“I must know where he is; there’s an important matter waiting—a very serious matter it may prove for him if he isn’t here to-day to pass on it. I must wire him at once.”
“Very good. You had better do so, Mr. Bosworth. He’s at the Peach Tree Club, Atlanta.”
“Atlanta! Do you mean to say that he isn’t even in this state to-day?”
“No, Mr. Bosworth, and I advise you to telegraph him immediately if your business is so urgent.”
“It isn’t my business, Barbara; it’s the state’s business; it’s your father’s business, and if he isn’t here to attend to it by to-morrow at the latest, it will go hard with him. He has enemies who will construe his absence as meaning——”
He spoke rapidly, with rising anger, but some gesture from the girl arrested him, and he turned frowningly to see Griswold calmly intent upon an engraving at the farther end of the room. The coloured woman was dozing in her chair. Before Bosworth could resume, the girl spoke, her voice again raised so that every word reached Griswold.

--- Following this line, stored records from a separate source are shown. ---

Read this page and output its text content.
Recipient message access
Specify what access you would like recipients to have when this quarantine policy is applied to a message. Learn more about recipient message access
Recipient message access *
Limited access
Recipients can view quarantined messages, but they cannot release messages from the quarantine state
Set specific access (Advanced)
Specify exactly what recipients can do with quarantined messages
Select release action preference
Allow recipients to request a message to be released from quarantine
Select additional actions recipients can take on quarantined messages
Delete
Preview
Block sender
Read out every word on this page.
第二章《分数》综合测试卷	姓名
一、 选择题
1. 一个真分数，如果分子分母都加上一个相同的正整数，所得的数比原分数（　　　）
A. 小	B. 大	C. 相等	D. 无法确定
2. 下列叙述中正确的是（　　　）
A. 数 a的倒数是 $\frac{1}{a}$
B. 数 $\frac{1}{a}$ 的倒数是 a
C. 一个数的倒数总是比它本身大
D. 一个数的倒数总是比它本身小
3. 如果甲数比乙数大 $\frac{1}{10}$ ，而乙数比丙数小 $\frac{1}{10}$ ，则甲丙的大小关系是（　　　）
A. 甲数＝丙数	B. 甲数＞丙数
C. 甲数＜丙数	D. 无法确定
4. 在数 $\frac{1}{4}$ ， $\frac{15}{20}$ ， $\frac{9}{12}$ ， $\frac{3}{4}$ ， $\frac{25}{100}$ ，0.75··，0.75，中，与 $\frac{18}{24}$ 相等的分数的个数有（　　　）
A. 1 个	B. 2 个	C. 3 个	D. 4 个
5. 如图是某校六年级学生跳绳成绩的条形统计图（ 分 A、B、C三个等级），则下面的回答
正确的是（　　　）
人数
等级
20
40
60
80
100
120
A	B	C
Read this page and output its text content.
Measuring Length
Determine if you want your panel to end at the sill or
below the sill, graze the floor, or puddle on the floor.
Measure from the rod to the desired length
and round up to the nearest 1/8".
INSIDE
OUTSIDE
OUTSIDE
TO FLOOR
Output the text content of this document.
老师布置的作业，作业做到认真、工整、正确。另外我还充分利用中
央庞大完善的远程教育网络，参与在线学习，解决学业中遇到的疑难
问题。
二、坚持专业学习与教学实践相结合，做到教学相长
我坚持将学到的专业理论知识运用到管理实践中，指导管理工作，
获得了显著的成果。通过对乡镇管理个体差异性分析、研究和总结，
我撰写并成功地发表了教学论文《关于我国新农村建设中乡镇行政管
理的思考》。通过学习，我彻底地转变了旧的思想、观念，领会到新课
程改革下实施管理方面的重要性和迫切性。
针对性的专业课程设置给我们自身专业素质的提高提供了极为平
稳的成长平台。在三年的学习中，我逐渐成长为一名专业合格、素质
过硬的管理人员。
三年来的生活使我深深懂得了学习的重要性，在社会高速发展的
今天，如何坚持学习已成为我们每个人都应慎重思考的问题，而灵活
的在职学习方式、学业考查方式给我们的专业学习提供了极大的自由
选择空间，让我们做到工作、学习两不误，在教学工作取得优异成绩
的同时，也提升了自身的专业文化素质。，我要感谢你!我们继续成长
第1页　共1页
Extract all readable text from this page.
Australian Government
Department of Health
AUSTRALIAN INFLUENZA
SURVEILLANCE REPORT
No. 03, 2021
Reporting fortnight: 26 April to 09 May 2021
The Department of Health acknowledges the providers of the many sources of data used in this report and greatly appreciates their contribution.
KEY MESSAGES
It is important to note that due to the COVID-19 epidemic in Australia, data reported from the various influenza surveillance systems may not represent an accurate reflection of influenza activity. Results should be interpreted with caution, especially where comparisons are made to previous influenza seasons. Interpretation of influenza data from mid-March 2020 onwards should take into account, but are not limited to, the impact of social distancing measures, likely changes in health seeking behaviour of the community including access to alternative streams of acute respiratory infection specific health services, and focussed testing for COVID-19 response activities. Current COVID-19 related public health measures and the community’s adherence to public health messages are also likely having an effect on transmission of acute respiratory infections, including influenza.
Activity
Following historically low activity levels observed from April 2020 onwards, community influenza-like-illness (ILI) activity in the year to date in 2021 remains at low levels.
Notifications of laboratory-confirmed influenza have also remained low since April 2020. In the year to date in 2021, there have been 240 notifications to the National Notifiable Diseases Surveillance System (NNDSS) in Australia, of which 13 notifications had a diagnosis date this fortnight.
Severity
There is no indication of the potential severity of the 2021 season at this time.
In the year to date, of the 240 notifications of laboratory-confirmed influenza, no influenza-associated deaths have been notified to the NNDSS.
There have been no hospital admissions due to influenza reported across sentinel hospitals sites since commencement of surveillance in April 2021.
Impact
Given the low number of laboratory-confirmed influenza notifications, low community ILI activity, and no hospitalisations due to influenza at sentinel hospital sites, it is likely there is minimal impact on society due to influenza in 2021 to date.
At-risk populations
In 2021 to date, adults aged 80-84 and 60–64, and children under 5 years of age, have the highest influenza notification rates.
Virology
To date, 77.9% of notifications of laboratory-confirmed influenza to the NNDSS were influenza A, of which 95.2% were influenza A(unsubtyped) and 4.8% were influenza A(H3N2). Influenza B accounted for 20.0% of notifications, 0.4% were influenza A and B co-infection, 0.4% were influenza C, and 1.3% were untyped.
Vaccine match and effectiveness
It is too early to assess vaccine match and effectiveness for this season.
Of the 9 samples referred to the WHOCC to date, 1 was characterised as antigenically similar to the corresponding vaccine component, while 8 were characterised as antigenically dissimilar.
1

“If you refer to the Appleweight case, I must tell you, Mr. Bosworth, that I have all confidence that my father will act whenever he sees fit.”
“But the people——”
“My father is not afraid of the people,” said the girl quietly.
“But you don’t understand, Barbara, how much is at stake here. If some action isn’t taken in that matter within twenty-four hours your father will be branded as a coward by every newspaper in the state. You seem to take it pretty coolly, but it won’t be a trifling matter for him.”